From Prompts to Systems
We turn prototypes into production-grade AI Agents: multi-step workflows with tool-use, memory, and policy guardrails. The goal is reliable outcomes, not just responses.
Architecture
- Orchestration Graphs: Task decomposition, planner-executor loops, and routing based on context and risk.
- Tools & Skills: Connectors to REST/GraphQL, DBs, search, RAG, e‑mail, ticketing, and internal APIs.
- Memory & Knowledge: Structured short/long‑term memory and vector search for grounding.

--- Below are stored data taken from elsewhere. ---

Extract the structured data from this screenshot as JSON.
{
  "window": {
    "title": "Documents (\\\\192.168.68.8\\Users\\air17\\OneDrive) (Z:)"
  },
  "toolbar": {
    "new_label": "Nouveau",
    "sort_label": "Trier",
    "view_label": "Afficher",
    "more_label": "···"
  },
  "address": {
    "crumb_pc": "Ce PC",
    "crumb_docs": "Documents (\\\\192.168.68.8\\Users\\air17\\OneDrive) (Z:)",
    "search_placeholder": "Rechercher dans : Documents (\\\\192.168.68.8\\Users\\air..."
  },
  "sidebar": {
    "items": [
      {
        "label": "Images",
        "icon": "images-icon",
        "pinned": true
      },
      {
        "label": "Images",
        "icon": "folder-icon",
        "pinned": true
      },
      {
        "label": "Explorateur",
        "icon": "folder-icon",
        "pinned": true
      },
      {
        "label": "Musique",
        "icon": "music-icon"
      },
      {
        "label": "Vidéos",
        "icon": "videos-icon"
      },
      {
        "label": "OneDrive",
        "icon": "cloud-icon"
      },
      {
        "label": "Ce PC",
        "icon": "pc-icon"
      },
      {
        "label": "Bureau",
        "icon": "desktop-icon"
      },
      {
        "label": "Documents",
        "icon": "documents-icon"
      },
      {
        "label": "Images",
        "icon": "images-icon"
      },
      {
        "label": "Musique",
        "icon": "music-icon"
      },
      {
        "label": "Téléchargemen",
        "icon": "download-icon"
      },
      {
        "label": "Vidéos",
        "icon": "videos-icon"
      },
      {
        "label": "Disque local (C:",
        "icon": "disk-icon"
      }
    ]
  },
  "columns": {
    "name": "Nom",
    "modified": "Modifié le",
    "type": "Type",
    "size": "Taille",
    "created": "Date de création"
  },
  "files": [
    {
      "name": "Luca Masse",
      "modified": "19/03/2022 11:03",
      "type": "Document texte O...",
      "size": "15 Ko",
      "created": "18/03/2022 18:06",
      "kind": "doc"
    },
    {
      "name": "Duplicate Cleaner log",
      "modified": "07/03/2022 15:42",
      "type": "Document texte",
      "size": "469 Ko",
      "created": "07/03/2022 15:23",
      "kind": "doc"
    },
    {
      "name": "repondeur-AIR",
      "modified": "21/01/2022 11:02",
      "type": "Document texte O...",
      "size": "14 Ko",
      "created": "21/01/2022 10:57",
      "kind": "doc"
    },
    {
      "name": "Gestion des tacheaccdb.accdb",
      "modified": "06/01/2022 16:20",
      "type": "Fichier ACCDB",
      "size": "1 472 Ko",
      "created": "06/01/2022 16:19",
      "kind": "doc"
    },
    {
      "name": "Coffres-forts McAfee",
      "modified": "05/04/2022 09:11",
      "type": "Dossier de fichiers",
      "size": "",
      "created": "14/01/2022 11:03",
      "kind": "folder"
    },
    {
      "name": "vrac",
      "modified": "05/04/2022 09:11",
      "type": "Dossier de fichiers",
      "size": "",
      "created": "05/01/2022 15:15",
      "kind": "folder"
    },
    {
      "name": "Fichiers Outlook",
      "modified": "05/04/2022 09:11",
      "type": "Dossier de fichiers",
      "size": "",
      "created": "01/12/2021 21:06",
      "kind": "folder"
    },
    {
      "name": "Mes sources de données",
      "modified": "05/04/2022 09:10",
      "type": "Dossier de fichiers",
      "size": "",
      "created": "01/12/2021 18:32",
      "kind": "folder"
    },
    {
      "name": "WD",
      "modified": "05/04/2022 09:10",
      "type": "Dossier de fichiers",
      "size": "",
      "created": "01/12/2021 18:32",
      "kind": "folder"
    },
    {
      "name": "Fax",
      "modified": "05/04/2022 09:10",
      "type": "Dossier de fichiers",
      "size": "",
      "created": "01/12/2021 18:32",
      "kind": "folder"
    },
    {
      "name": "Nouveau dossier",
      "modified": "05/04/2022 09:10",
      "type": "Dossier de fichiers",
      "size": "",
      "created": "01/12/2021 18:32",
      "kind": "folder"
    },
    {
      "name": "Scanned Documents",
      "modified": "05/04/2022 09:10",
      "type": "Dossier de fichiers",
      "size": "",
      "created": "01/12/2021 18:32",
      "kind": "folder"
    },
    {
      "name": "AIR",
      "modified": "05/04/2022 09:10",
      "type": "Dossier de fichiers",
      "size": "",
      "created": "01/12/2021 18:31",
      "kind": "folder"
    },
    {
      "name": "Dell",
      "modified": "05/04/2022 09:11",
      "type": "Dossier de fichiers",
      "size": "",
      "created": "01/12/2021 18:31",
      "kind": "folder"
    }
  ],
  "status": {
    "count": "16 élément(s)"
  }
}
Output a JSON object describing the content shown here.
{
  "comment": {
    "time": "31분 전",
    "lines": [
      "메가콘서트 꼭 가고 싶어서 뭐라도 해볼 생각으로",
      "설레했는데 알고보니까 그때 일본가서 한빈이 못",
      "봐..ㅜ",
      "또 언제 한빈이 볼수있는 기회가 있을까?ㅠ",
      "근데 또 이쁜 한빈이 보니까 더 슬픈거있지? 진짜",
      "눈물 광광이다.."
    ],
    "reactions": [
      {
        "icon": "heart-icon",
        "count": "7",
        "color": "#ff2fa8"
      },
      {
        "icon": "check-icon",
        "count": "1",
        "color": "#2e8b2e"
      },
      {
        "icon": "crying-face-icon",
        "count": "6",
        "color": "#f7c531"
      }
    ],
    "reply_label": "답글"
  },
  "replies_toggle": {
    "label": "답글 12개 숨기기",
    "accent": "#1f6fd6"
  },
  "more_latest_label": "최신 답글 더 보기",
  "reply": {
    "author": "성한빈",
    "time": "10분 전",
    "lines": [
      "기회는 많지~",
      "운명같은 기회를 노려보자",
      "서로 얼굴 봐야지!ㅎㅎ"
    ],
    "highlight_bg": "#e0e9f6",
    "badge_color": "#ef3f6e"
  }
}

- Observability: Traces, metrics, cost/time budgets, and A/B evaluation for continuous tuning.
Safety & Governance
Guardrails at each step: input/output validation, PII redaction, policy checks, rate‑limits, and human‑in‑the‑loop for high‑risk actions.
Integration & Deployment
Event‑driven microservices, queues and retries, containerized on Azure/AWS with CI/CD. Single‑tenant or multi‑tenant, SSO, and role‑based access for enterprise contexts.
Use Cases
- Support Copilot: Triage + action execution across CRM/ITSM.
- Ops Automation: Incident response, runbooks, and SLA‑aware remediation.
- Sales & Backoffice: Proposal drafting, enrichment, and workflow hand‑offs.
Engagement
Discovery workshop → pilot → production hardening. Clear KPIs (success rate, latency, cost per task) and safety scorecards.